I find this paper important because it should put a dent in what is often inflated enthusiasm about wearables these days. It also illustrates the dangers of what is called "technological solutionism": simply because you can strap on a watch or device on your body to measure various parameters and simply because you have enough computing power to analyze the resulting stream of data does not mean the results will be significant. You record because you can, you analyze because you can, you conclude because you can. What the authors find about tracking moods can apply to tracking other kinds of important variables like blood pressure and sleep duration. Every time the question must be; am I using the right baseline for comparison? And am I doing better than the baseline? Hopefully the authors can use larger and more diverse datasets and find out similar facts about other such metrics.

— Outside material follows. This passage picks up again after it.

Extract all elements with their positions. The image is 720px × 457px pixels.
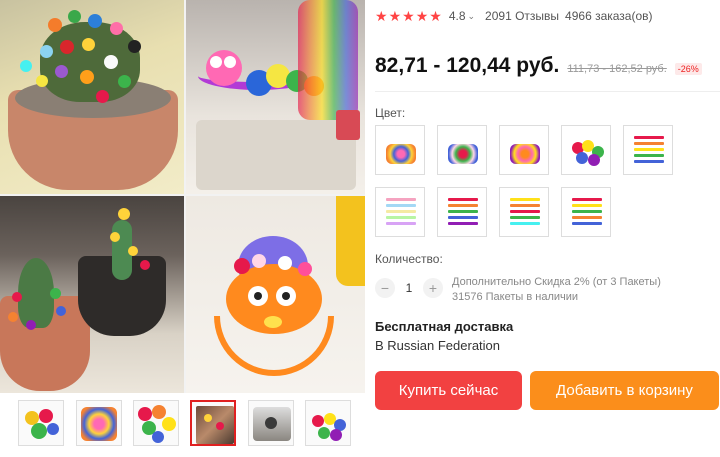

I also found this study interesting because it reminds me of a whole lot of valid criticism in the field of molecular modeling that we have seen over the last few years. One of the most important questions there is about null models. Whenever your latest and greatest FEP/MD/informatics/docking study is claimed to have done exceptionally well on a dataset, the first question should be; is it better than the null model? And have you defined the null model correctly to begin with? Is your model doing better than a simpler method? And if it's not, why use it, and why assign a causal connection between your technique and the relevant result?

In science there are seldom absolutes. Studies like this show us that every new method needs to be compared with what came before it. When old facts have already paved the way, new facts are compelled to do better. Otherwise they can create the illusion of doing well.